In 1938, two wealthy cousins, Cornelius Vanderbilt Whitney and W. Douglas Burden, joined forces to create a special kind of museum, which today is known as Marineland of Florida. Because both they and everyone else who played major roles in opening the park had some kind of association with movie making, this new museum was designed to be like watching a movie – except that what you’re watching is real and alive. The park was designed to look just like the underwater world as it is in nature, with fish, sharks, and an artificial reef with reel coral that had been shipped in from the Florida Keys. Its purpose was to supply film makers with ideal opportunities for filming reef scenes, fish, sharks, rays, and dolphins, whether it be for a newsreel, a movie, or television series. The park was called Marine Studios, and it opened in June of 1938 on a stretch of land that had an inner-coastal waterway (the Matanzas River) on one side, and the Atlantic Ocean on the other side. Over 20,000 people crammed into the park on opening day, in June of 1938.

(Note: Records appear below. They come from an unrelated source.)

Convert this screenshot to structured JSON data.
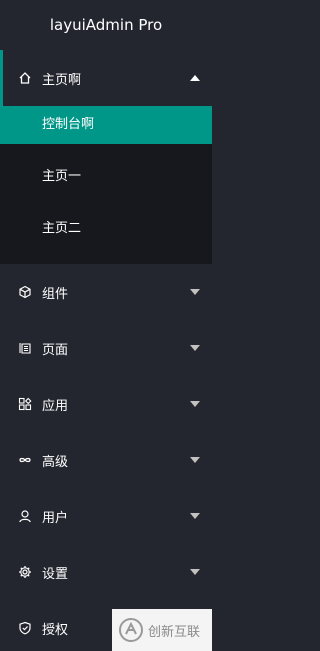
{
  "app": {
    "title": "layuiAdmin Pro"
  },
  "menu": {
    "home": {
      "label": "主页啊",
      "icon": "home-icon",
      "children": [
        "控制台啊",
        "主页一",
        "主页二"
      ]
    },
    "items": [
      {
        "label": "组件",
        "icon": "cube-icon"
      },
      {
        "label": "页面",
        "icon": "page-icon"
      },
      {
        "label": "应用",
        "icon": "apps-icon"
      },
      {
        "label": "高级",
        "icon": "infinity-icon"
      },
      {
        "label": "用户",
        "icon": "user-icon"
      },
      {
        "label": "设置",
        "icon": "gear-icon"
      },
      {
        "label": "授权",
        "icon": "shield-icon"
      }
    ]
  },
  "watermark": {
    "text": "创新互联"
  },
  "colors": {
    "sidebar_bg": "#24262f",
    "submenu_bg": "#17181d",
    "accent": "#009688"
  }
}
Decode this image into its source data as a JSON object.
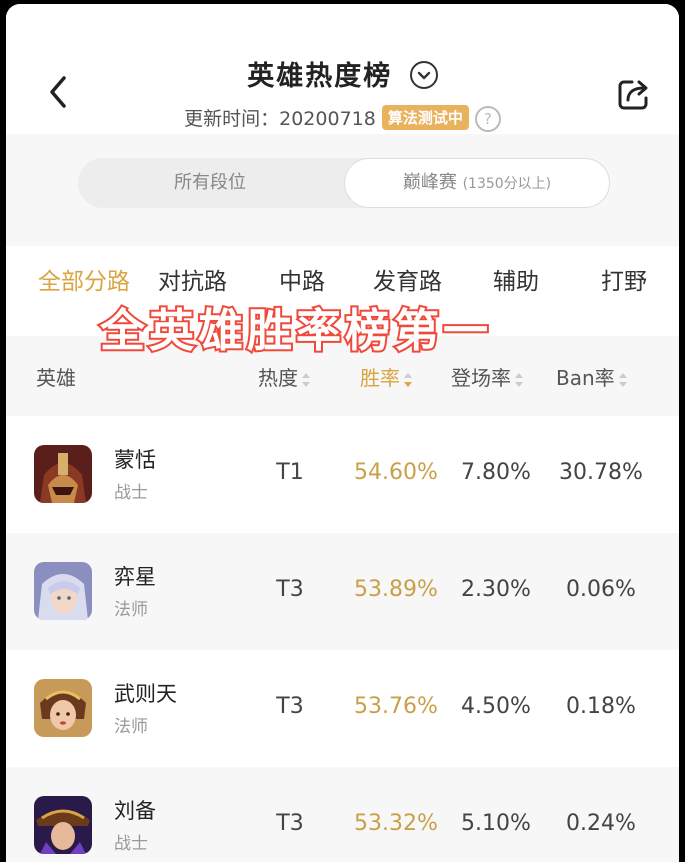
{
  "header": {
    "title": "英雄热度榜",
    "update_label": "更新时间：20200718",
    "badge": "算法测试中",
    "help": "?"
  },
  "segments": {
    "all_ranks": "所有段位",
    "peak_label": "巅峰赛",
    "peak_note": "(1350分以上)"
  },
  "tabs": [
    "全部分路",
    "对抗路",
    "中路",
    "发育路",
    "辅助",
    "打野"
  ],
  "overlay_text": "全英雄胜率榜第一",
  "columns": {
    "hero": "英雄",
    "heat": "热度",
    "win": "胜率",
    "pick": "登场率",
    "ban": "Ban率"
  },
  "heroes": [
    {
      "name": "蒙恬",
      "role": "战士",
      "tier": "T1",
      "win": "54.60%",
      "pick": "7.80%",
      "ban": "30.78%"
    },
    {
      "name": "弈星",
      "role": "法师",
      "tier": "T3",
      "win": "53.89%",
      "pick": "2.30%",
      "ban": "0.06%"
    },
    {
      "name": "武则天",
      "role": "法师",
      "tier": "T3",
      "win": "53.76%",
      "pick": "4.50%",
      "ban": "0.18%"
    },
    {
      "name": "刘备",
      "role": "战士",
      "tier": "T3",
      "win": "53.32%",
      "pick": "5.10%",
      "ban": "0.24%"
    }
  ],
  "colors": {
    "accent": "#d9a441",
    "overlay_stroke": "#f04a3c",
    "badge": "#e9b25c"
  },
  "icons": {
    "back": "chevron-left-icon",
    "dropdown": "chevron-down-circle-icon",
    "share": "share-icon",
    "help": "question-circle-icon"
  }
}
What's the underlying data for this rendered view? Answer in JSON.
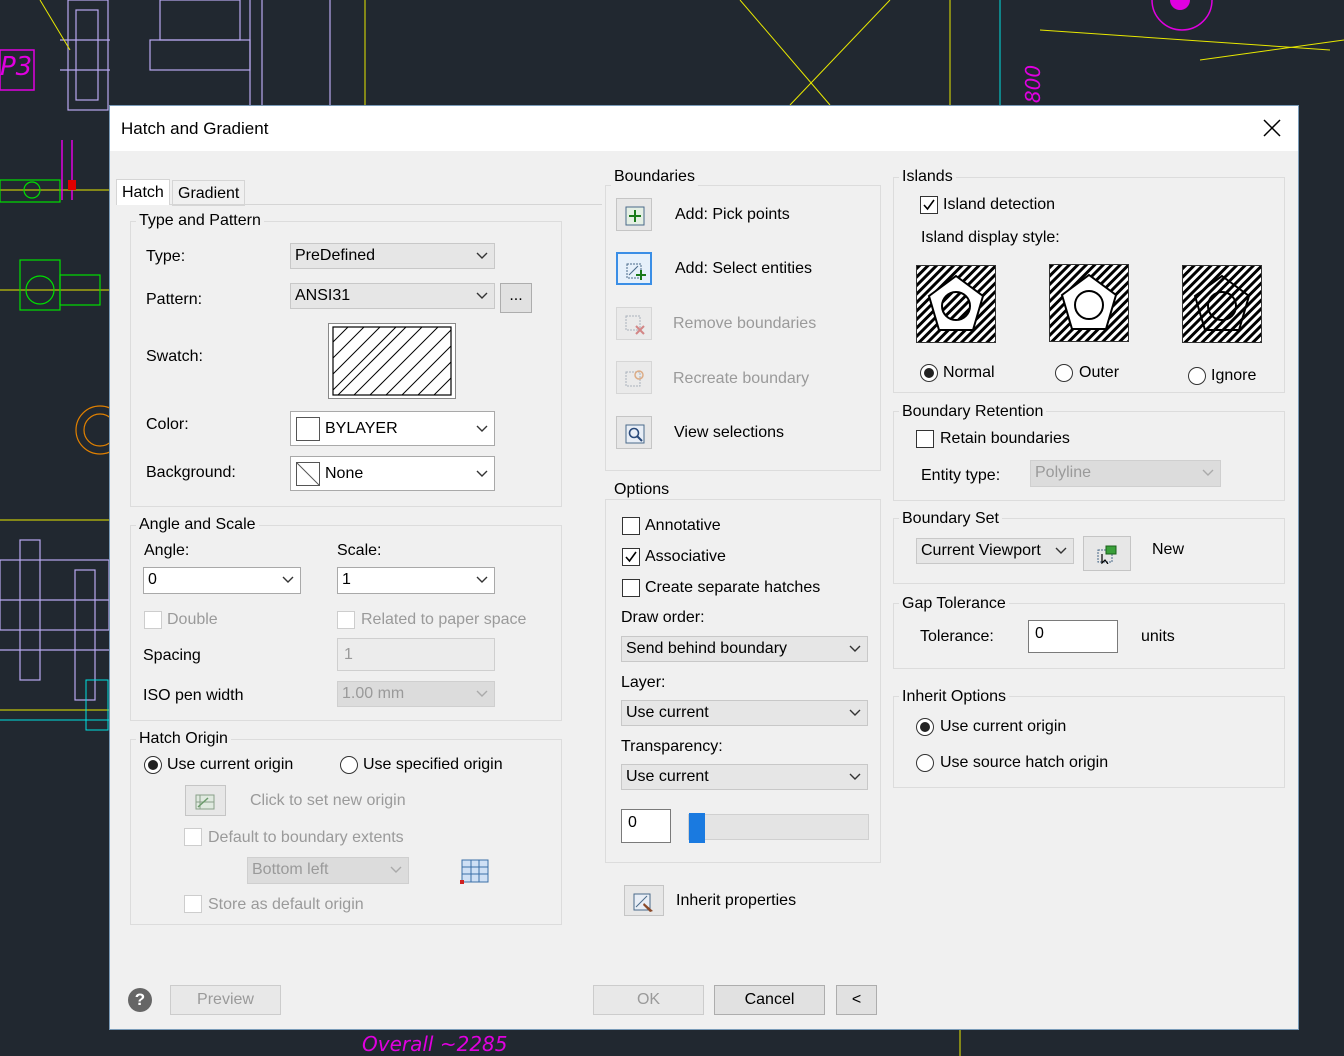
{
  "dialog": {
    "title": "Hatch and Gradient"
  },
  "background_cad": {
    "label_p3": "P3",
    "label_800": "800",
    "label_overall": "Overall ~2285"
  },
  "tabs": [
    {
      "label": "Hatch",
      "active": true
    },
    {
      "label": "Gradient",
      "active": false
    }
  ],
  "type_pattern": {
    "title": "Type and Pattern",
    "type_label": "Type:",
    "type_value": "PreDefined",
    "pattern_label": "Pattern:",
    "pattern_value": "ANSI31",
    "browse_label": "...",
    "swatch_label": "Swatch:",
    "color_label": "Color:",
    "color_value": "BYLAYER",
    "background_label": "Background:",
    "background_value": "None"
  },
  "angle_scale": {
    "title": "Angle and Scale",
    "angle_label": "Angle:",
    "angle_value": "0",
    "scale_label": "Scale:",
    "scale_value": "1",
    "double_label": "Double",
    "double_checked": false,
    "paper_label": "Related to paper space",
    "paper_checked": false,
    "spacing_label": "Spacing",
    "spacing_value": "1",
    "iso_label": "ISO pen width",
    "iso_value": "1.00 mm"
  },
  "hatch_origin": {
    "title": "Hatch Origin",
    "use_current": "Use current origin",
    "use_current_selected": true,
    "use_specified": "Use specified origin",
    "use_specified_selected": false,
    "click_set": "Click to set new origin",
    "default_extents": "Default to boundary extents",
    "default_extents_checked": false,
    "position_value": "Bottom left",
    "store_default": "Store as default origin",
    "store_default_checked": false
  },
  "boundaries": {
    "title": "Boundaries",
    "pick_points": "Add: Pick points",
    "select_entities": "Add: Select entities",
    "remove": "Remove boundaries",
    "recreate": "Recreate boundary",
    "view_selections": "View selections"
  },
  "options": {
    "title": "Options",
    "annotative": "Annotative",
    "annotative_checked": false,
    "associative": "Associative",
    "associative_checked": true,
    "separate": "Create separate hatches",
    "separate_checked": false,
    "draw_order_label": "Draw order:",
    "draw_order_value": "Send behind boundary",
    "layer_label": "Layer:",
    "layer_value": "Use current",
    "transparency_label": "Transparency:",
    "transparency_value": "Use current",
    "transparency_amount": "0",
    "transparency_slider_fraction": 0.0
  },
  "inherit_properties": "Inherit properties",
  "islands": {
    "title": "Islands",
    "detection": "Island detection",
    "detection_checked": true,
    "display_style_label": "Island display style:",
    "normal": "Normal",
    "outer": "Outer",
    "ignore": "Ignore",
    "selected": "Normal"
  },
  "boundary_retention": {
    "title": "Boundary Retention",
    "retain": "Retain boundaries",
    "retain_checked": false,
    "entity_type_label": "Entity type:",
    "entity_type_value": "Polyline"
  },
  "boundary_set": {
    "title": "Boundary Set",
    "value": "Current Viewport",
    "new_label": "New"
  },
  "gap_tolerance": {
    "title": "Gap Tolerance",
    "tolerance_label": "Tolerance:",
    "tolerance_value": "0",
    "units_label": "units"
  },
  "inherit_options": {
    "title": "Inherit Options",
    "use_current": "Use current origin",
    "use_current_selected": true,
    "use_source": "Use source hatch origin",
    "use_source_selected": false
  },
  "footer": {
    "help_icon": "?",
    "preview": "Preview",
    "ok": "OK",
    "cancel": "Cancel",
    "more": "<"
  },
  "colors": {
    "cad_background": "#212830",
    "dialog_background": "#f0f0f0",
    "selection_blue": "#3a8ee6",
    "cad_magenta": "#e000e0"
  }
}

Film Making, Tourism, & Research
Marine Studios quickly grew to a popular tourism attraction, studio for film makers, and lab for scientists. Scientists were constantly coming in to do research on the animals at Marine Studios, and film makers found it as the perfect place to shoot underwater pictures, which were becoming more and more in demand in Hollywood. It was also one of Florida’s most popular attractions, all the way until the 1970s, after the opening of Disney World.

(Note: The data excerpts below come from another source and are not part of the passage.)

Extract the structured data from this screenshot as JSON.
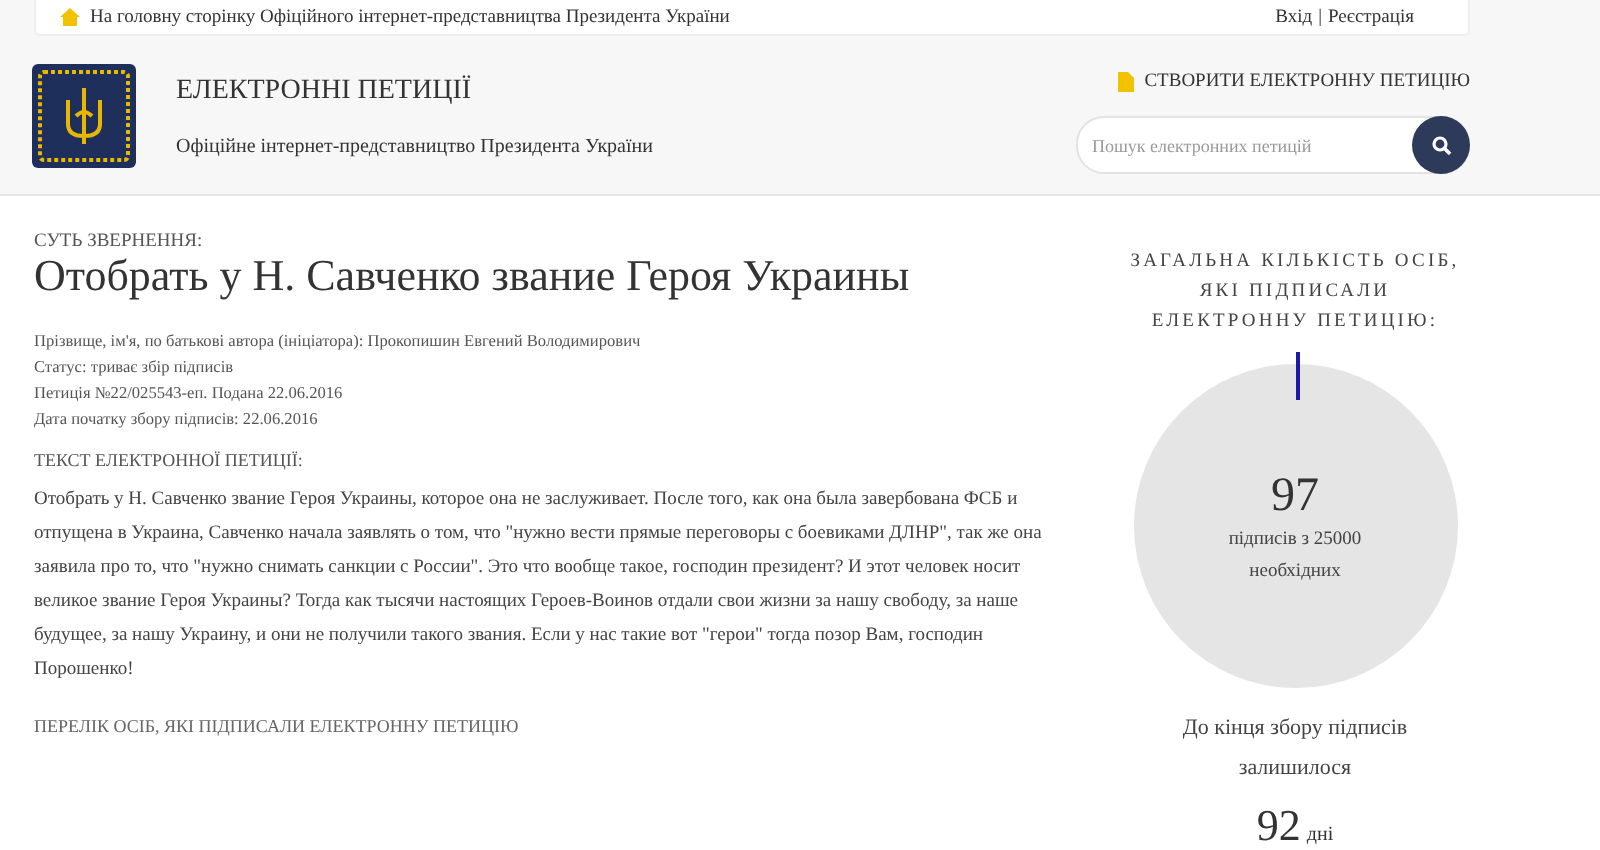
{
  "top_bar": {
    "home_link": "На головну сторінку Офіційного інтернет-представництва Президента України",
    "login": "Вхід",
    "separator": "|",
    "register": "Реєстрація"
  },
  "header": {
    "title": "ЕЛЕКТРОННІ ПЕТИЦІЇ",
    "subtitle": "Офіційне інтернет-представництво Президента України",
    "create_link": "СТВОРИТИ ЕЛЕКТРОННУ ПЕТИЦІЮ",
    "search": {
      "placeholder": "Пошук електронних петицій"
    }
  },
  "petition": {
    "essence_label": "СУТЬ ЗВЕРНЕННЯ:",
    "title": "Отобрать у Н. Савченко звание Героя Украины",
    "meta": [
      "Прізвище, ім'я, по батькові автора (ініціатора): Прокопишин Евгений Володимирович",
      "Статус: триває збір підписів",
      "Петиція №22/025543-еп. Подана 22.06.2016",
      "Дата початку збору підписів: 22.06.2016"
    ],
    "text_label": "ТЕКСТ ЕЛЕКТРОННОЇ ПЕТИЦІЇ:",
    "text": "Отобрать у Н. Савченко звание Героя Украины, которое она не заслуживает. После того, как она была завербована ФСБ и отпущена в Украина, Савченко начала заявлять о том, что \"нужно вести прямые переговоры с боевиками ДЛНР\", так же она заявила про то, что \"нужно снимать санкции с России\". Это что вообще такое, господин президент? И этот человек носит великое звание Героя Украины? Тогда как тысячи настоящих Героев-Воинов отдали свои жизни за нашу свободу, за наше будущее, за нашу Украину, и они не получили такого звания. Если у нас такие вот \"герои\" тогда позор Вам, господин Порошенко!",
    "signers_link": "ПЕРЕЛІК ОСІБ, ЯКІ ПІДПИСАЛИ ЕЛЕКТРОННУ ПЕТИЦІЮ"
  },
  "stats": {
    "heading": "ЗАГАЛЬНА КІЛЬКІСТЬ ОСІБ, ЯКІ ПІДПИСАЛИ ЕЛЕКТРОННУ ПЕТИЦІЮ:",
    "count": "97",
    "count_caption": "підписів з 25000 необхідних",
    "remaining_label": "До кінця збору підписів залишилося",
    "days": "92",
    "days_unit": "дні"
  }
}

During this time, Marine Studios played a major role in shaping how we see dolphins today – playful, friendly, and smart. Back then, many people saw dolphins as pests, as they ate lots of fish and would even teach themselves how to steal fish from fishermen. The Marine Mammal Protection Act had not yet been passed, so angry fishermen were free to shoot, harpoon, or kill dolphins in other ways at will. As people began to realize just how amazing dolphins are from places like Marine Studios, film makers began coming to Marine Studios to film dolphins. In fact, the first dolphin birth to ever be recorded on video occured at Marine Studios.
In the 1950s, Marine Studios became Marineland of Florida. In 1981, “Benji,” the dog from the television series, was the first dog to go scuba diving, at Marineland. In 2003, the facility closed, but was later reopened as Marineland Dolphin Conservation center in 2006. Marineland was then focused on education and animal-human interactions. In 2011 the conservation center was acquired by Georgia Aquarium, and was renamed Marineland Dolphin Adventure, also commonly known as Marineland of Florida.
Today, Marineland of Florida is dedicated to education and inspiration, and also offers many different dolphin-human interaction programs. Although they no longer have formal dolphin shows, training sessions are available for the public to watch, and the facility has a large selection of underwater viewing areas and an elevated platform that allows you to see the surface of the pool. Although they used to, Marineland no longer captures dolphins from the wild, and staff are dedicated to making sure the dolphins stay happy and healthy.